Last Wednesday brought the stunning news of MGM Resorts International announcing an $11 billion offer for Entain Plc, parent of the Ladbrokes betting shops and other online wagering businesses. We are awaiting news regarding the adjustment of that offer as the original price was rejected by the company. That joined the continual rising stock price of industry leader DraftKings, which has partnered with several professional US sports teams while gaining a further national identity.

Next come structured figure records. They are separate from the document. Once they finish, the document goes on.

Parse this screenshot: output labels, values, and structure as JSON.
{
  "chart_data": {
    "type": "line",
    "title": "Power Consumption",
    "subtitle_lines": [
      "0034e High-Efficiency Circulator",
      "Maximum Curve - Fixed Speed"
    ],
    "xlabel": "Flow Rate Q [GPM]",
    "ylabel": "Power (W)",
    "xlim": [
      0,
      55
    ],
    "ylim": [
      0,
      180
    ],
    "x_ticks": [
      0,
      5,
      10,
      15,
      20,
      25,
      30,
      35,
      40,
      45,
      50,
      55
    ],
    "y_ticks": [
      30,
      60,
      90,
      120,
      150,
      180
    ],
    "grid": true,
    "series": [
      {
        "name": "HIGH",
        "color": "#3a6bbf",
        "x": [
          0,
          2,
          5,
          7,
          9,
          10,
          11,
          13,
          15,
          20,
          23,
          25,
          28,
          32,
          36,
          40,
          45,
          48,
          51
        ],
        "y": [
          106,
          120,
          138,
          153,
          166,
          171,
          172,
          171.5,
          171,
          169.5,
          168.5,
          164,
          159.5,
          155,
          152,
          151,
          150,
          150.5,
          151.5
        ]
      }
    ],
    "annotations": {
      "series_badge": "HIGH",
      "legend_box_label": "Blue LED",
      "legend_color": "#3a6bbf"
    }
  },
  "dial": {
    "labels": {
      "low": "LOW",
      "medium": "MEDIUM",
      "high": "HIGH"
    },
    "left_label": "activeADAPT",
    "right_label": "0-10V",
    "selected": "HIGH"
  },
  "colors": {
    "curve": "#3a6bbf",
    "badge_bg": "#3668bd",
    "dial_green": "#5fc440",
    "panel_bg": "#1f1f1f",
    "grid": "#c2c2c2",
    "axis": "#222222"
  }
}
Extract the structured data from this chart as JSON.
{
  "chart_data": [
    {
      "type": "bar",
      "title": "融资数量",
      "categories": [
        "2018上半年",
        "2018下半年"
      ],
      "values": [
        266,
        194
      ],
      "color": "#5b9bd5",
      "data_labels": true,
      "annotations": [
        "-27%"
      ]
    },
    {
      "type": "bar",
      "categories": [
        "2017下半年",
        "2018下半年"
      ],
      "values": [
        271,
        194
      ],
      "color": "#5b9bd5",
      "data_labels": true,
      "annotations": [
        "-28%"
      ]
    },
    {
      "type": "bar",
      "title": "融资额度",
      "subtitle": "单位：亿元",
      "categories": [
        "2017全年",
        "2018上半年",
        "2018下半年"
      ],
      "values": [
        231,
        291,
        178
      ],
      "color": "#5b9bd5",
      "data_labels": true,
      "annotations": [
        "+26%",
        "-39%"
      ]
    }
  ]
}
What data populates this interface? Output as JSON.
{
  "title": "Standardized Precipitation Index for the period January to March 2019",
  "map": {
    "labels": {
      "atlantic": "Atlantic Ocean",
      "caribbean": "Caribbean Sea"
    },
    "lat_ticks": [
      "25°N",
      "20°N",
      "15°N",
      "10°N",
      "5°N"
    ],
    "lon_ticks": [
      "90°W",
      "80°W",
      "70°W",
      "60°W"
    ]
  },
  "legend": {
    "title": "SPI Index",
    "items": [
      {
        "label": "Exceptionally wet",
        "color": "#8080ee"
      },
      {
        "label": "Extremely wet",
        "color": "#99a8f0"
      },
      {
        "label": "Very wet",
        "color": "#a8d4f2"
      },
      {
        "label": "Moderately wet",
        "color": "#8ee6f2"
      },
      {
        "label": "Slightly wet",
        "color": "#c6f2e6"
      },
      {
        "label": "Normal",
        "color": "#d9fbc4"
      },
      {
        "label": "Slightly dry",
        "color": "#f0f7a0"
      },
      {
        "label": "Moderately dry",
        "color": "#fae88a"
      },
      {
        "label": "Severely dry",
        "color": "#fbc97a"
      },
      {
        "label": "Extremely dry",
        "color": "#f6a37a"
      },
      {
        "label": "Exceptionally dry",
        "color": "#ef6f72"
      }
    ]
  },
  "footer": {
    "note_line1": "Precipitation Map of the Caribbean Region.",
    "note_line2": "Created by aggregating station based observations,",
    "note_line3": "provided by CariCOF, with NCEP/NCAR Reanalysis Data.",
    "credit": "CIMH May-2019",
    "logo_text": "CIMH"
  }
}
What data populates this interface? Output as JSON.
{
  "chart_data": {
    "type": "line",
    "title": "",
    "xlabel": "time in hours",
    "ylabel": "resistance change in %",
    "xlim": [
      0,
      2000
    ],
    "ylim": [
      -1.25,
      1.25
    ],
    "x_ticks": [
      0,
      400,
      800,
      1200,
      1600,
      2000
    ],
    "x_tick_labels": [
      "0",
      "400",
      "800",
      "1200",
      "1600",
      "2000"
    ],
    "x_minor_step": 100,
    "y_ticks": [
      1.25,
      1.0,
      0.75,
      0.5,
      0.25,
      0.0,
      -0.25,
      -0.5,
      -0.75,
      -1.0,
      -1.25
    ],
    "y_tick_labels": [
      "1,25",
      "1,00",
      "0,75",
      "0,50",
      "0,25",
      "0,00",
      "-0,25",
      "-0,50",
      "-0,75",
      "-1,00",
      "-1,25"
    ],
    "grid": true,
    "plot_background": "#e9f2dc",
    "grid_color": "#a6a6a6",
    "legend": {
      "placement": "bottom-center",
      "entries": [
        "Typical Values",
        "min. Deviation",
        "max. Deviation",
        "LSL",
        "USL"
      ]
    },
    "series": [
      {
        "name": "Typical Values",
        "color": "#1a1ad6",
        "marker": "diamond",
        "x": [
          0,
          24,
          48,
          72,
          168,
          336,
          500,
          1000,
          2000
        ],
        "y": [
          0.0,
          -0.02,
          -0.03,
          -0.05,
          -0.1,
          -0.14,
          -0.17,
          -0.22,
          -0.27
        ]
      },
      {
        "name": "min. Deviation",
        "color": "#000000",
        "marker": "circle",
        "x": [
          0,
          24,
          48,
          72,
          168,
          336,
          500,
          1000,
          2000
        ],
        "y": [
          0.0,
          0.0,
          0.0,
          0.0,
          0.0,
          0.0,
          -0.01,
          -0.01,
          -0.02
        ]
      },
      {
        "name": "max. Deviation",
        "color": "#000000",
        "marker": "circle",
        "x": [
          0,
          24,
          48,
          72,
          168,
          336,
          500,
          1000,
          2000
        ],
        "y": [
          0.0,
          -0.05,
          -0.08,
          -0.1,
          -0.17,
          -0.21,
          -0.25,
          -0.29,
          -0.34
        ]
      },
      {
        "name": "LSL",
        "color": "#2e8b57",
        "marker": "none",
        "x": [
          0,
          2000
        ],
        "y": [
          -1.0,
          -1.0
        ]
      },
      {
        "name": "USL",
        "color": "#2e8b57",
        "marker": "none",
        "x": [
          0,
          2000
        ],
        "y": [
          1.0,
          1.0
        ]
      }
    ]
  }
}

In November William Hill shareholders approved their acquisition from Caesar’s Entertainment. The UK sports betting operator was bought out by Caesar’s earlier in 2020 for $3.7 billion. Both parties expect the acquisition completed by March 2021.
Commenting on the flurry of acquisitions and takeovers in the market, Chris Grove, an analyst with Eilers & Krejcik Gaming LLC said:
There’s a real pressure to make sure you’re in a position to cash in on the pretty substantial thirst for online gambling. A lot of companies were caught by surprise by the kind of explosion it’s received.
The business of sports wagering is nothing completely new for the Sands Corporation with sportsbooks at upscale Las Vegas casinos including the Venetian and the Palazzo. They are managed by William Hill US, now partnered with Sands competitor Caesars Entertainment.
Again, the stunning aspect is knowing this deal must include “online wagering”, where Adelson’s previous opinions and millions spent to defeat it are omnipresent.
Market aspect and identity are also other key issues. The Sands name is only known in Nevada vs DraftKings or FanDuel. Many online-only operators have discovered ways to penetrate US states requiring a partner skin with a land-based operator.
The bottom line for this maneuver is the Sands, like all casino operators, have been suffering since March 2020 because of COVID-19. Those government-ordered restrictions are expected to be continued into 2021. Betting at the company’s land-based casinos in Macau, Singapore, and Las Vegas will remain well below pre-pandemic levels. Online wagering is seen as the only available option.
Recent reports have disclosed that Adelson has proposed selling the company’s Las Vegas resorts if he can obtain a $6 billion asking price. That funding could fuel investment for new markets, such as New York, where sports wagering is permitted, and online wagering now being proposed. Also, in Texas, although that is seen as a longer-term objective because the Lone Star state has limited casino gaming and does not currently allow sports wagering.
The next few months will likely bring confirmation news announcing the Sands Corporation’s plans including naming their partner in this potential venture. According to Bloomberg, Mr. Adelson is worth $33 billion dollars. As his largest private contributor, he has spent over $350 million to support President Trump during his recent re-election campaign.